I’m trying to imagine each month without Deborah Paul’s commentary on life. As an attorney for the past 54 years and a subscriber to Indianapolis Monthly from its infancy, I wonder if maybe I have rights and whether she can she really do this. After all, Deborah is 11 years my junior, and I guess I had subconsciously counted on her to educate and entertain me during the remainder of my years. Of course, her recent essays had been leading up to this. We just didn’t want to read the message on the wall. So many of us have fond memories of growing up in Indianapolis during that wonderful period of the 40s, 50s, and 60s which she frequently chronicled. Not unlike Deborah, we too had parents and pets, fascinations and frustrations, enigmas and enlightenments. We have had illness and uncertainty. Deborah spoke so expertly on these passages of life, assuring us that we were not alone.
John M. Burgett
I just had a chance to look at my latest issue of Indianapolis Monthly and, as usual, turned to the last page first. I guess I’d say I’m shocked but not surprised. I’ve been reading Deborah Paul’s monthly columns for about as long as she has written them. Although I’m about two years older, our lives have had so many similarities. I also grew up in Meridian-Kessler and have memories going back to the Atlas Grocery (with David Letterman). Whether they were about pets, aging parents, or countless other topics, Deborah’s down-to-earth columns often went right to my heart. She will be missed with every new issue that arrives, and yes, she should be proud.

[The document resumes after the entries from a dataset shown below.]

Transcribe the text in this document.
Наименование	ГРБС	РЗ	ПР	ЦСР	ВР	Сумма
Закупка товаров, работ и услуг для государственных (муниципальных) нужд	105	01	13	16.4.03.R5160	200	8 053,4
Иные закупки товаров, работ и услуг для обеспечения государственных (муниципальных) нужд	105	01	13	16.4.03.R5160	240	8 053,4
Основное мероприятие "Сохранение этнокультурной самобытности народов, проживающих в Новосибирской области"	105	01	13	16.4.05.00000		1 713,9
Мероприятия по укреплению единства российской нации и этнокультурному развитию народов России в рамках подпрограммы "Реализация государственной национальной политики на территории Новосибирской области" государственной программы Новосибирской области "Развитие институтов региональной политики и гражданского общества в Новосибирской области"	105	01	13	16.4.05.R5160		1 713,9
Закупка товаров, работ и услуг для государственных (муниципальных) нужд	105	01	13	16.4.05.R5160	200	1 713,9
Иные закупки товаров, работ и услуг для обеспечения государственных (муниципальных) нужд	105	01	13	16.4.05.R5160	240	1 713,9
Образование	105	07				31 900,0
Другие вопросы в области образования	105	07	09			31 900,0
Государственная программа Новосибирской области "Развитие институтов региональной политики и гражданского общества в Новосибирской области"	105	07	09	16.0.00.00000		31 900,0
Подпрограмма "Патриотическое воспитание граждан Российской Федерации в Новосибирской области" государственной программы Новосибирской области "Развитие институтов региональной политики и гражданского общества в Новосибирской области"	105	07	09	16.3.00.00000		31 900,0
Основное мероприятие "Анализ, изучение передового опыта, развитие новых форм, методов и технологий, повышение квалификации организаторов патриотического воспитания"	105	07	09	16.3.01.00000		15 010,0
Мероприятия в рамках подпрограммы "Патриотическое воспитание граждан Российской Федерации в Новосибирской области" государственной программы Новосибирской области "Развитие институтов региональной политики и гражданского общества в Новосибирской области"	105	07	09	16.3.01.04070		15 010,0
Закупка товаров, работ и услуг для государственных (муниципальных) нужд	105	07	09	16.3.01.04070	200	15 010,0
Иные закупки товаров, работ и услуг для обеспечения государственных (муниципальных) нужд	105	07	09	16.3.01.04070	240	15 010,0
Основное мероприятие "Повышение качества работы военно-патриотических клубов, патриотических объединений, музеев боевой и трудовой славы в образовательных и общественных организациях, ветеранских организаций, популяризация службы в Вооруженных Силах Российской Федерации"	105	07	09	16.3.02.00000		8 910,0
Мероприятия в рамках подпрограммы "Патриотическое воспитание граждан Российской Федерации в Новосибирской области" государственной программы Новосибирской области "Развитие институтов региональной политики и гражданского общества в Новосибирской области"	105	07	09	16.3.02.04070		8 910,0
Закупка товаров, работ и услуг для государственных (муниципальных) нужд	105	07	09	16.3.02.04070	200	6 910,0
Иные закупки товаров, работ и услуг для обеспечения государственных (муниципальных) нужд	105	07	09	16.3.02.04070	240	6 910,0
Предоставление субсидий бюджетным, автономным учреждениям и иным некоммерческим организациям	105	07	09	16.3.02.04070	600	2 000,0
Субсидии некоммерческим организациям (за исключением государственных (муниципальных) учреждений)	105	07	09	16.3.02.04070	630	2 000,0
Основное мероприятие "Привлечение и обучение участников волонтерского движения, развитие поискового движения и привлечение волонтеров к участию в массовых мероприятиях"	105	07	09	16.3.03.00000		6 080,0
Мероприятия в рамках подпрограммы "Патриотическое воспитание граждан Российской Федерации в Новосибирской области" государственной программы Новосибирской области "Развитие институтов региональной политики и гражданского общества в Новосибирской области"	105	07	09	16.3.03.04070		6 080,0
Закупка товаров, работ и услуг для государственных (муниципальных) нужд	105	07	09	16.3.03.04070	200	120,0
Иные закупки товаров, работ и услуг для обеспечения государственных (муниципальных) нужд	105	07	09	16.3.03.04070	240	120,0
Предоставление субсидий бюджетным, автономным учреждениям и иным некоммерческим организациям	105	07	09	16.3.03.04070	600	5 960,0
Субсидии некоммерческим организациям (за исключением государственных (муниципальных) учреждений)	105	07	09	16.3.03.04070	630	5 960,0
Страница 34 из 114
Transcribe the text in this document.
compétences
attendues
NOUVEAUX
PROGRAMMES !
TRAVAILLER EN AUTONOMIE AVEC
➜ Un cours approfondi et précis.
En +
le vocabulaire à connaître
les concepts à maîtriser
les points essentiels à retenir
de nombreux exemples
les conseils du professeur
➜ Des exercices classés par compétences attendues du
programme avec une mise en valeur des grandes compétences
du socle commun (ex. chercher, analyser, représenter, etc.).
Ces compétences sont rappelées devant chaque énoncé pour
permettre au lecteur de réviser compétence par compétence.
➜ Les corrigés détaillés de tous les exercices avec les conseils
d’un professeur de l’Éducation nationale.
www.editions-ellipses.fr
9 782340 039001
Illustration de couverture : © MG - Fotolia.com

Make no mistake: Indianapolis Monthly will always be Deborah Paul’s magazine. Her columns allowed so many people to walk beside her as she encountered those attic moments and optional four way stops. We need more voices like hers right now, not less. I will miss giggling or empathizing with her words, and I wish Deborah everything that is due to her in her next adventure.
I just read Deborah Paul’s final column, and the words rang so true to me. I, too, am a retired columnist, having penned a weekly column in my newspaper, The Spotlight. In my 27 years of owning the Southside paper, I composed some 1400 columns and, looking back on that endeavor, still find it mind boggling. Where the heck did all of those words come from? Well, like Deborah Paul’s columns, they came from writing about life experiences, current events, and just whatever came to mind that day. We sold to Gannett in 2006, and I’ve since devoted my time to volunteering, RVing, enjoying family, and just not having to do one damn thing on any particular day. The adjustment has, for the most part, been enjoyable. I hope Deborah finds lots of “nothings” to fill her life. Congratulations to her. She has earned it.